The advantages of this study are as follows: 1) This study used an MR analysis method to explore the causal relationship between IBD and CVDs, which reduced the possibility of outcome bias caused by related residual factors, confounding factors, or reverse causality to the greatest extent [28]. 2) Through several sensitivity analyses to meet the core assumptions of MR, we identified genetic variation which is strongly related to phenotype. We independently excluded genetic variation related to potential confounding factors, and ensured the accuracy of the results. 3) MR studies are affected by multiple factors, and this study used MR-Egger regression to ensure the robustness of the results. 4) All the data used in this study are available free of charge online.
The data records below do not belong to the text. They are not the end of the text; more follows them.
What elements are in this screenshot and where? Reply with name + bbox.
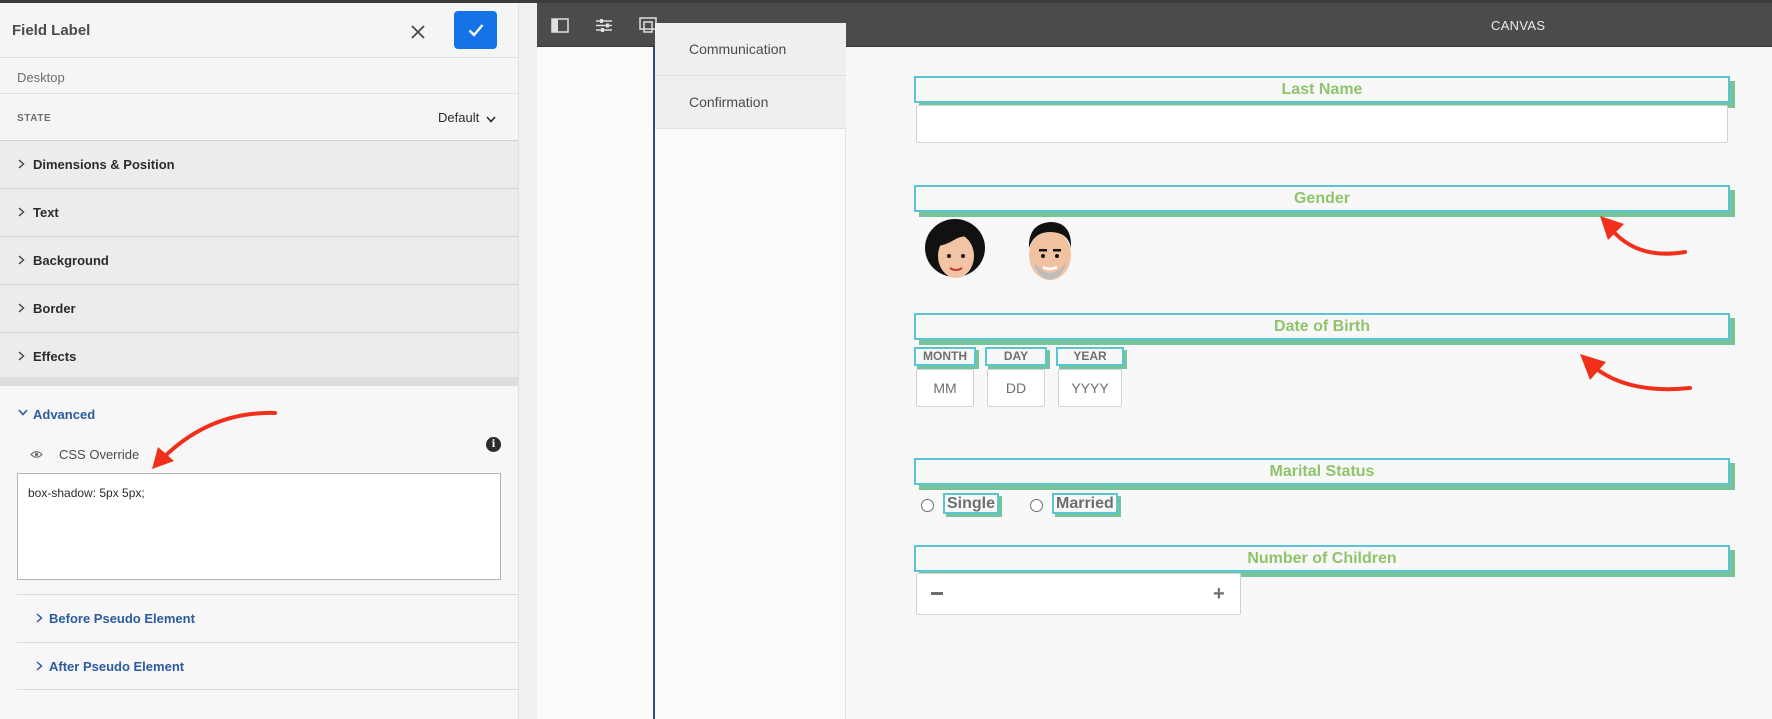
nav-item-label: Confirmation	[689, 94, 769, 110]
advanced-toggle[interactable]: Advanced	[33, 407, 95, 422]
section-label: Before Pseudo Element	[49, 611, 195, 626]
section-label: Effects	[33, 349, 77, 364]
year-input[interactable]: YYYY	[1058, 369, 1122, 407]
panel-header: Field Label	[0, 3, 518, 58]
chevron-right-icon	[18, 255, 25, 265]
female-avatar-icon[interactable]	[924, 218, 986, 284]
section-label: Text	[33, 205, 59, 220]
annotation-arrow	[152, 410, 277, 469]
canvas-gutter	[537, 47, 653, 719]
state-label: STATE	[17, 113, 52, 124]
section-effects[interactable]: Effects	[0, 333, 518, 381]
sidebar-toggle-icon	[551, 17, 569, 33]
number-of-children-label: Number of Children	[914, 545, 1730, 572]
day-input[interactable]: DD	[987, 369, 1045, 407]
annotation-arrow	[1580, 354, 1692, 392]
marital-status-label: Marital Status	[914, 458, 1730, 485]
month-input[interactable]: MM	[916, 369, 974, 407]
chevron-right-icon	[18, 351, 25, 361]
gender-label: Gender	[914, 185, 1730, 212]
nav-item-confirmation[interactable]: Confirmation	[655, 76, 846, 129]
state-select[interactable]: Default	[438, 110, 479, 125]
panel-scrollbar[interactable]	[518, 3, 537, 719]
date-of-birth-label: Date of Birth	[914, 313, 1730, 340]
chevron-right-icon	[18, 303, 25, 313]
section-background[interactable]: Background	[0, 237, 518, 285]
month-label: MONTH	[914, 347, 976, 366]
sidebar-toggle-button[interactable]	[549, 14, 571, 36]
chevron-down-icon[interactable]	[18, 409, 28, 416]
toolbar-title: CANVAS	[1491, 18, 1546, 33]
section-before-pseudo[interactable]: Before Pseudo Element	[17, 594, 518, 642]
device-label: Desktop	[17, 70, 65, 85]
section-label: Background	[33, 253, 109, 268]
nav-item-label: Communication	[689, 41, 787, 57]
annotation-arrow	[1600, 216, 1687, 256]
close-button[interactable]	[404, 18, 432, 46]
year-label: YEAR	[1056, 347, 1124, 366]
day-label: DAY	[985, 347, 1047, 366]
section-border[interactable]: Border	[0, 285, 518, 333]
radio-single-label[interactable]: Single	[943, 493, 1000, 514]
chevron-down-icon[interactable]	[486, 116, 496, 123]
info-icon[interactable]: i	[486, 437, 501, 452]
radio-married[interactable]	[1030, 499, 1043, 512]
last-name-input[interactable]	[916, 105, 1728, 143]
css-override-label: CSS Override	[59, 447, 140, 462]
section-label: Dimensions & Position	[33, 157, 175, 172]
children-stepper[interactable]: +	[916, 573, 1241, 615]
wizard-nav: Communication Confirmation	[655, 23, 846, 719]
properties-icon	[596, 18, 612, 32]
section-dimensions-position[interactable]: Dimensions & Position	[0, 141, 518, 189]
style-panel: Field Label Desktop STATE Default Dimens…	[0, 3, 537, 719]
section-divider	[0, 377, 518, 386]
plus-icon[interactable]: +	[1213, 584, 1227, 604]
panel-title: Field Label	[12, 22, 91, 39]
chevron-right-icon	[18, 207, 25, 217]
section-text[interactable]: Text	[0, 189, 518, 237]
section-after-pseudo[interactable]: After Pseudo Element	[17, 642, 518, 690]
close-icon	[411, 25, 425, 39]
confirm-button[interactable]	[454, 11, 497, 49]
checkmark-icon	[468, 24, 483, 37]
properties-button[interactable]	[593, 14, 615, 36]
state-row: STATE Default	[0, 93, 518, 141]
chevron-right-icon	[36, 661, 43, 671]
last-name-label: Last Name	[914, 76, 1730, 103]
css-override-textarea[interactable]: box-shadow: 5px 5px;	[17, 473, 501, 580]
male-avatar-icon[interactable]	[1024, 218, 1076, 284]
section-label: After Pseudo Element	[49, 659, 185, 674]
eye-icon[interactable]	[30, 450, 43, 459]
chevron-right-icon	[36, 613, 43, 623]
radio-married-label[interactable]: Married	[1052, 493, 1118, 514]
minus-icon[interactable]	[931, 592, 943, 595]
chevron-right-icon	[18, 159, 25, 169]
nav-item-communication[interactable]: Communication	[655, 23, 846, 76]
section-label: Border	[33, 301, 76, 316]
radio-single[interactable]	[921, 499, 934, 512]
There are still some limitations of this study: 1) All the GWAS data selected are from the European population, so whether the conclusions of this study are applicable to other populations remains to be further tested. 2) Genetic factors alone cannot explain all phenotypic variations, and environmental factors (e.g., diet, smoking, or medication use) cannot be taken into account in our study. 3) Due to the inherent constraints of MR, this study cannot elucidate the specific biological pathways linking IBD to chronic heart failure (CHF). Future studies combining multi-omics data and experimental models are needed. 4) The limited number of SNPs for CD (n = 4) and UC (n = 12) may reduce statistical power to detect smaller causal effects. 5) Potential sample overlap between exposure and outcome datasets, though minimized, cannot be entirely ruled out. The potential molecular mechanism can be explained and verified by the combination of bioinformatics analysis and experiments in the future.
In conclusion, the results of this study show that CD and UC will increase the risk of chronic heart failure at the genetic level of the European population. This finding is of great significance for in-depth understanding of the effects of IBD on chronic heart failure and the prevention and treatment of chronic heart failure. At the same time, we also need to pay attention to the limitations of the research results, and the relevant conclusions need to be further studied and verified.